Requirements and adoption Again, the Series 65 exam is one of the few exams that FINRA members do not need a sponsorship to take. This is especially helpful when trying to start your career in finance and investing, or for creating your resume.

Before the exam, the individual candidate can submit the U10 form in order to register with the administrative office (FINRA). Alternatively, a candidate's company can submit a U4 form. Both can be done electronically on the FINRA website: // www. dark. org.

The candidate answers 130 questions plus 10 preliminary questions and has a deadline of 180 minutes. It is done electronically and the score is presented immediately after the exam, with a breakdown of the score in each section.
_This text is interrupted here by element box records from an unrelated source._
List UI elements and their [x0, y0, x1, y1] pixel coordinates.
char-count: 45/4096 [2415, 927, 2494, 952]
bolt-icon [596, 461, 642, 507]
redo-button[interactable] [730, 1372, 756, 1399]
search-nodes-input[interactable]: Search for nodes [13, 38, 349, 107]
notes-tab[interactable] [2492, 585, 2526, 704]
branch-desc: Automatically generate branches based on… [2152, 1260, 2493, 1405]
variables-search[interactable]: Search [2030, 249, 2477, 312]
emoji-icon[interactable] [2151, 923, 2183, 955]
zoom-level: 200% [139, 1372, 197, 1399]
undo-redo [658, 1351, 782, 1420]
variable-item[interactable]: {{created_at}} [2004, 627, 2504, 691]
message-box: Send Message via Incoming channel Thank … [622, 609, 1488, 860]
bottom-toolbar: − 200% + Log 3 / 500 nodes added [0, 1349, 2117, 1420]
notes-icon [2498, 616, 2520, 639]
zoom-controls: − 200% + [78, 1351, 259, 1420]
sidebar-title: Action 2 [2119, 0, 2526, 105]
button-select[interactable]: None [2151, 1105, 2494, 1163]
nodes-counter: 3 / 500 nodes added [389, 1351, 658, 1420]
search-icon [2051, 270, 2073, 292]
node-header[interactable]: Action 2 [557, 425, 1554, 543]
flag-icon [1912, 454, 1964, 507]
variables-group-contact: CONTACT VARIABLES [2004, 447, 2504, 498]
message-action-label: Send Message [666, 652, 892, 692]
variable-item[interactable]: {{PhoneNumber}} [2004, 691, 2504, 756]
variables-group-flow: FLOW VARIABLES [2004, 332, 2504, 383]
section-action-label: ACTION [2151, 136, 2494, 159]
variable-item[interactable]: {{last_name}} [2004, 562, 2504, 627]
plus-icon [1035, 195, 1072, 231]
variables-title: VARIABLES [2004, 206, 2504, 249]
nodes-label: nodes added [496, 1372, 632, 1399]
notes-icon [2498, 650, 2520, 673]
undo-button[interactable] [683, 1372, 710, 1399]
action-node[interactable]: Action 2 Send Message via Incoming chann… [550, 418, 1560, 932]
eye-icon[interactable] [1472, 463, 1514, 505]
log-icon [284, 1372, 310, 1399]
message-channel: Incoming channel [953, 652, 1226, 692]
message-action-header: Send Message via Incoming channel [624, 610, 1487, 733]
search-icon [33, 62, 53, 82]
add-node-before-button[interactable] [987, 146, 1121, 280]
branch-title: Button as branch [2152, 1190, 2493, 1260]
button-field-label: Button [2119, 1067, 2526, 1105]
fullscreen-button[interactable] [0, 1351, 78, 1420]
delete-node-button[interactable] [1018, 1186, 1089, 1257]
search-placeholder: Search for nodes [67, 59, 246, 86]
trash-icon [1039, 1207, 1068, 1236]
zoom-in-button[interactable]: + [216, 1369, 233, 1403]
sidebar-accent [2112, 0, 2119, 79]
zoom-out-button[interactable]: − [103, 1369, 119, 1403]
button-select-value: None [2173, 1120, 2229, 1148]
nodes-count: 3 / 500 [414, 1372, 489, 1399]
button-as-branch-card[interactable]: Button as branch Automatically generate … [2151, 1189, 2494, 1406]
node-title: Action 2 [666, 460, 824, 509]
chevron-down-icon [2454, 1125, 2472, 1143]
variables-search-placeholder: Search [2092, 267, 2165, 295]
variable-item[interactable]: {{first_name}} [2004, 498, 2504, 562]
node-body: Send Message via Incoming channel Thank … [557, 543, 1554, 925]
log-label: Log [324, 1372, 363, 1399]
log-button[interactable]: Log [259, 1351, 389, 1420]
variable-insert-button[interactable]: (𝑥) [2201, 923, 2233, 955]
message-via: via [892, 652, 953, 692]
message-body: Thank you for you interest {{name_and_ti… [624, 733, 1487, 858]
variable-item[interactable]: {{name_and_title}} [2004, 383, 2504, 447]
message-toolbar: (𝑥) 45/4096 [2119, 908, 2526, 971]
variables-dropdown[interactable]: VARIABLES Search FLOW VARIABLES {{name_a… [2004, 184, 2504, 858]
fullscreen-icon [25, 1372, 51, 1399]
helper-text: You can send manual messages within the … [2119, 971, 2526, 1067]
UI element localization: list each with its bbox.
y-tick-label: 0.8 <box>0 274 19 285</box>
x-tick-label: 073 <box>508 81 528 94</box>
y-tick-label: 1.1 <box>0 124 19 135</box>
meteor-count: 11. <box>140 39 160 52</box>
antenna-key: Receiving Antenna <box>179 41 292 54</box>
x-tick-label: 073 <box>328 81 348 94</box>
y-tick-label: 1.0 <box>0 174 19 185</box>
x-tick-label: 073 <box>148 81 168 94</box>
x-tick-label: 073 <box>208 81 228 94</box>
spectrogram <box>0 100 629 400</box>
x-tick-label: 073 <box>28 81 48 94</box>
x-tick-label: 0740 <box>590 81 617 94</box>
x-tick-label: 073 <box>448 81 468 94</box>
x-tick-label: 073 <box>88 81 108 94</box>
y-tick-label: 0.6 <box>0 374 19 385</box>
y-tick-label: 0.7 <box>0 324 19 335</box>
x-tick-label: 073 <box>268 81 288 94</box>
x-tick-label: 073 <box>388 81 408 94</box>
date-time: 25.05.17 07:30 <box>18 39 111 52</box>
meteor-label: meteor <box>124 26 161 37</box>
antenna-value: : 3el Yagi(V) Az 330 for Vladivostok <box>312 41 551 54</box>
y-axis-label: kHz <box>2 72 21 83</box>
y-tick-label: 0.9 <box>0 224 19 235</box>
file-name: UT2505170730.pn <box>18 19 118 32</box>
To be considered a passport, the candidate needs 72% correct, which is 94 correct answers out of 130.

Bottom line The Series 65 Uniform Investment Adviser Law exam is one of the exams required by many states in order to obtain a fee for investment advice and services. It is intended to qualify the candidate to become a representative of the Investment Advisor. Other more advanced titles may be considered appropriate, but this exam prepares you to work one-on-one with clients and get into the financial industry. (To help give you more direction on your financial career, check out Find Your niche in the finance industry.)